My first pass worked fine with the alternate data supplied, but not when I switched the two entries in the outer array. I fixed that, and also made sure that an empty value is kept if it's not overridden with actual data (that's the z
property in my test object.)
I believe this snippet solves the original problem and the new one:
// Utility functions
const isInt = Number.isInteger
const path = (ps = [], obj = {}) =>
ps .reduce ((o, p) => (o || {}) [p], obj)

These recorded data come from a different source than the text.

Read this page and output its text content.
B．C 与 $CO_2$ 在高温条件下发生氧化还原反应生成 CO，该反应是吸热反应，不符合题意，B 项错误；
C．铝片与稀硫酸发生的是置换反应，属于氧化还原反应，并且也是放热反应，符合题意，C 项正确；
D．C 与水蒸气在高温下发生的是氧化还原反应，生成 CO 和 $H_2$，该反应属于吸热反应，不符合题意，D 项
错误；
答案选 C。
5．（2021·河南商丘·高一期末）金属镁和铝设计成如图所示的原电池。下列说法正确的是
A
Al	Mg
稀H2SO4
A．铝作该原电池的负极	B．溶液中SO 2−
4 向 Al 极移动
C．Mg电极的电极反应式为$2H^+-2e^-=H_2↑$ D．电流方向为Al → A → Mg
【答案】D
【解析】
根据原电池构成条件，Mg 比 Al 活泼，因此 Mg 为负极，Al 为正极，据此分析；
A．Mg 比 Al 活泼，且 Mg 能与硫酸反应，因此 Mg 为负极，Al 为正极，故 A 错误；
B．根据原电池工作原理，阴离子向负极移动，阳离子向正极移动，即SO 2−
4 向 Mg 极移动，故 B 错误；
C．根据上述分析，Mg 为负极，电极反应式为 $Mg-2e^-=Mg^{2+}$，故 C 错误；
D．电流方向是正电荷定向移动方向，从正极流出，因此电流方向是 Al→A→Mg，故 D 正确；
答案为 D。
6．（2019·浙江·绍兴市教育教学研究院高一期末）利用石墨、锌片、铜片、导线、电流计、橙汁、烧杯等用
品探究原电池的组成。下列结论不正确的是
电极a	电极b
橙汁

const assoc = (prop, val, obj) =>
isInt (prop) && Array .isArray (obj)
? [... obj .slice (0, prop), val, ...obj .slice (prop + 1)]
: {...obj, [prop]: val}
const assocPath = ([p = undefined, ...ps], val, obj) =>
p == undefined
? obj
: ps.length == 0
? assoc(p, val, obj)
: assoc(p, assocPath(ps, val, obj[p] || (obj[p] = isInt(ps[0]) ? [] : {})), obj)
const isEmpty = (x) =>
x == null || (typeof x == 'object' && Object.keys(x).length == 0)
function * getPaths(o, p = []) {
if (Object(o) !== o || Object .keys (o) .length == 0) yield p
if (Object(o) === o)
for (let k of Object .keys (o))
yield * getPaths (o[k], [...p, isInt (Number (k)) ? Number (k) : k])
}
// Helper functions
const canonicalPath = (path) =>
path.map (n => isInt (Number (n)) ? 0 : n)

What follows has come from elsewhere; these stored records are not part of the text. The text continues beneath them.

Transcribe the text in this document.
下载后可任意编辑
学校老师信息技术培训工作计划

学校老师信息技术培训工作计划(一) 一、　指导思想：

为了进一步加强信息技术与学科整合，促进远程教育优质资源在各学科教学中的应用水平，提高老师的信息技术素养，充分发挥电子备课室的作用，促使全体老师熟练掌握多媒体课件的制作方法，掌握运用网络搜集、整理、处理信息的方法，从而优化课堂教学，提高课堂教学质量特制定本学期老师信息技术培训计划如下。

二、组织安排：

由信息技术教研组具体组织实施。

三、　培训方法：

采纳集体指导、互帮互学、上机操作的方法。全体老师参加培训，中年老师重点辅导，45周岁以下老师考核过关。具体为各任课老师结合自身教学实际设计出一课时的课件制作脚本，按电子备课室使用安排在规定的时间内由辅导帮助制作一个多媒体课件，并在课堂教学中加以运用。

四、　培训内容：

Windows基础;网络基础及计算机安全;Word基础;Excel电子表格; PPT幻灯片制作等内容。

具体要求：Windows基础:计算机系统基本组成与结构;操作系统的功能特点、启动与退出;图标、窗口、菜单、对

const splitPaths = (xs) =>
Object .values ( xs.reduce (
(a, p, _, __, cp = canonicalPath (p), key = cp .join ('\u0000')) =>
({...a, [key]: a [key] || {canonical: cp, path: p} })
, {}
))
// Main function
const canonicalRep = (data) => splitPaths ([...getPaths (data)])
.reduce (
(a, {path: p, canonical}, _, __, val = path(p, data)) =>
isEmpty(val) && !isEmpty(path(canonical, a))
? a
: assocPath(canonical, val, a),
Array.isArray(data) ? [] : {}
)
// Test data
const data1 = [{"dog": "lmn", "tiger": [{"bengoltiger": {"height": {"x": 4}}, "indiantiger": {"foor": "b", "paw": "a"}}, {"bengoltiger": {"width": {"a": 8}}, "indiantiger": {"b": 3}}]}, {"dog": "pqr", "lion": 90, "tiger": [{"bengoltiger": {"width": {"m": 3}}, "indiantiger": {"foor": "b", "paw": "a"}}, {"bengoltiger": {"height": {"n": 8}}, "indiantiger": {"b": 3}}]}]

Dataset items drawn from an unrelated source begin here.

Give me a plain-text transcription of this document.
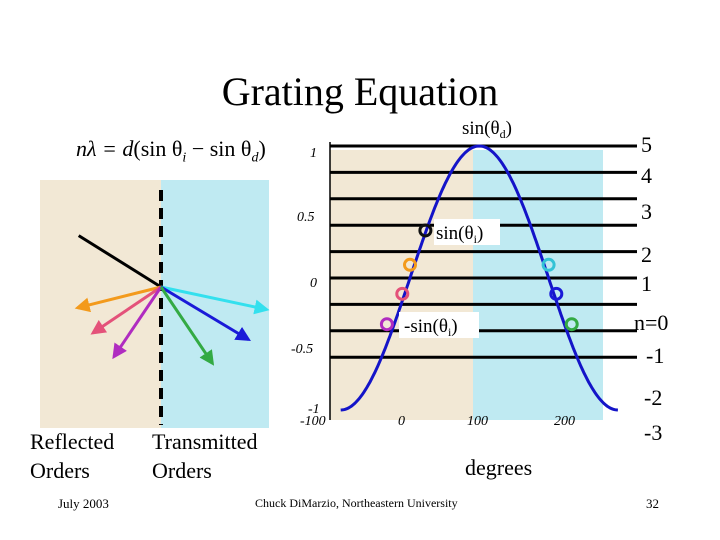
Grating Equation
nλ = d(sin $\theta_i - \sin \theta_d$)	1
0.5
0
-0.5
-1
-100	0	100	200
5
4
3
2
1
n=0
-1
-2
-3
$\sin(\theta_d)$
$\sin(\theta_i)$
$-\sin(\theta_i)$
Reflected Orders
Transmitted Orders	degrees
July 2003	Chuck DiMarzio, Northeastern University	32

const data2 = [{"d": "Foreign Trade: Export/Import: Header Data", "a": "false", "f": [{"g": "TRANSPORT_MODE", "i": "2"}, {"k": "System.String", "h": "6"}], "l": "true"}, {"a": "false", "f": [], "l": "false", "z": []}]
const data3 = [data2[1], data2[0]]
// Demo
console .log (canonicalRep (data1))
console .log (canonicalRep (data2))
console .log (canonicalRep (data3))
.as-console-wrapper {max-height: 100% !important; top: 0}
Why not change assoc
?
This update grew out of discussion after I rejected an edit attempt to do the same sort of empty-checking inside assoc
. I rejected that as too far removed from the original attempt. When I learned what it was supposed to do, I knew that what had to be changed was canonicalRep
or one of its immediate helper functions.
The rationale is simple. assoc
is a general-purpose utility function designed to do a shallow clone of an object, changing the named property to the new value. This should not have complex logic regarding whether the value is empty. It should remain simple.
By introducing the isEmpty
helper function, we can do all this with only a minor tweak to canonicalRep
.
1That failure mode could happen if you had certain nodes containing that separator, \u0000
. For instance, if you had paths [...nodes, "abc\u0000", "def", ...nodes]
and [...nodes, "abc", "\u0000def", ...nodes]
, they would both map to "...abc\u0000\u0000def..."
. If this is a real concern, we could certainly use other forms of deduplication.